No response for a month.

Next step was to contact “Autism Alliance” whose page clearly states that they are advocates for autistic people…. I thought they might like to know that the clinic they recommended was not helpful for people over age 18 and told them of my experience. Two things happened after my email to them… The next day I got an email from the Doctor saying he could not help me. I also got a phone call from Autism Alliance saying they had never had a complaint before, and that their providers were all carefully screened. Then they told me they would be glad to advocate for me and help me find another qualified provider who would be more helpful. I felt as if I had been heard and since they posed as advocates, I did not suspect what would happen next.

I got several phone calls and emails from Autism Alliance, all saying they were working on finding me a follow up counselor with autism experience who would work with me. I was gratified and felt assured the issues would be resolved and I would get a good psychologist. I was assigned my own personal “navigator” to help me find my way through the system.
They turned out to be a predatory insurance sales group who were looking for any psychologist or therapist who would take me on for a percentage of the referral fees.
It ended up that they tried to hook me up with one counselor in my area who would think of this idea as acceptable, a woman who only recently had renewed a lapsed “counselors” license which was either expired or suspended after a couple of years of practice as an infant therapist/art therapist, and who had a sociology degree.( the internet is amazing, all the things you can find if you dig around for a while!)

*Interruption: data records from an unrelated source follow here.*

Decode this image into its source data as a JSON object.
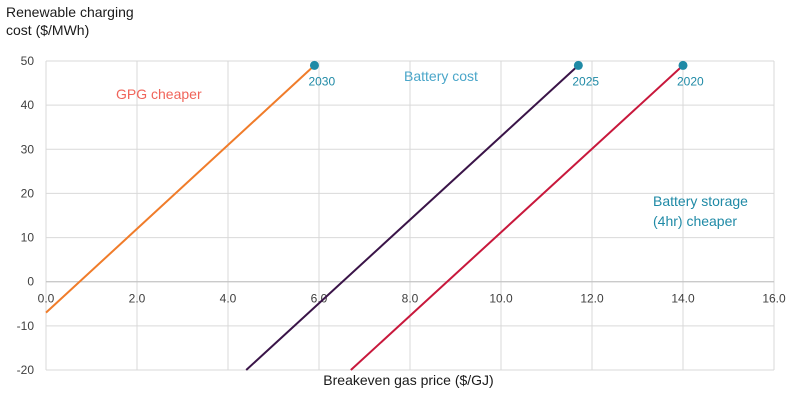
{
  "chart_data": {
    "type": "line",
    "title": "",
    "ylabel": "Renewable charging cost ($/MWh)",
    "xlabel": "Breakeven gas price ($/GJ)",
    "xlim": [
      0,
      16
    ],
    "ylim": [
      -20,
      50
    ],
    "xticks": [
      "0.0",
      "2.0",
      "4.0",
      "6.0",
      "8.0",
      "10.0",
      "12.0",
      "14.0",
      "16.0"
    ],
    "yticks": [
      "50",
      "40",
      "30",
      "20",
      "10",
      "0",
      "-10",
      "-20"
    ],
    "grid": true,
    "series": [
      {
        "name": "2030",
        "color": "#f07c2a",
        "x": [
          0.0,
          5.9
        ],
        "y": [
          -7,
          49
        ]
      },
      {
        "name": "2025",
        "color": "#3a1448",
        "x": [
          4.4,
          11.7
        ],
        "y": [
          -20,
          49
        ]
      },
      {
        "name": "2020",
        "color": "#c8183c",
        "x": [
          6.7,
          14.0
        ],
        "y": [
          -20,
          49
        ]
      }
    ],
    "point_color": "#1f8aa6",
    "annotations": {
      "gpg": {
        "text": "GPG cheaper",
        "color": "#f0645a"
      },
      "battery_cost": {
        "text": "Battery cost",
        "color": "#4aa6c9"
      },
      "storage_line1": {
        "text": "Battery storage",
        "color": "#1f8aa6"
      },
      "storage_line2": {
        "text": "(4hr) cheaper",
        "color": "#1f8aa6"
      }
    }
  }
}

Insurance was not able to cover visits to this woman at all, but the navigator pressed hard in phone calls over several days. I would have to pay cash but I could get a discount! At this point I realized they were not looking out for my interests at all, but were “insurance navigators” who were in the business solely for profit as getting a cash percentage fee for referrals of any patients. There seemed to be no concern at all about fitting my needs or conditions, but they pushed me, “reminding” me that the diagnosis which the other doctor had given me recommended how much I needed therapy and that I should go!!!! ( it seems as if they had forgotten that his diagnosis was in dispute!) At this point I was alarmed as well as angry!

No thank you.


Please educate yourself about “insurance navigators”, who are definitely “for profit” groups which perhaps may do good for some folks but who were a complete disaster for me. In this case it appears their agenda on the website was quite hidden… and the thing that helped me is because I did not immediately assume they knew what was best for me. I knew the thing they were pushing me to do was not what was right for me, and I questioned why they were doing it. A little belated research and I had the answer.


I told them I no longer needed their services, that I had been able to find what I needed and thanked them.


After a couple more emails and another phone call, with my firmly repeating that I no longer needed their services, they subsided.


I count this a lucky escape, and warn others needing medical help of any sort to be alert when you hear that word “Navigator”. When I once again gather my emotional resources and quell the anxiety this brings to me to re-live it all, I will continue with the ‘next chapter’ in my search for diagnosis.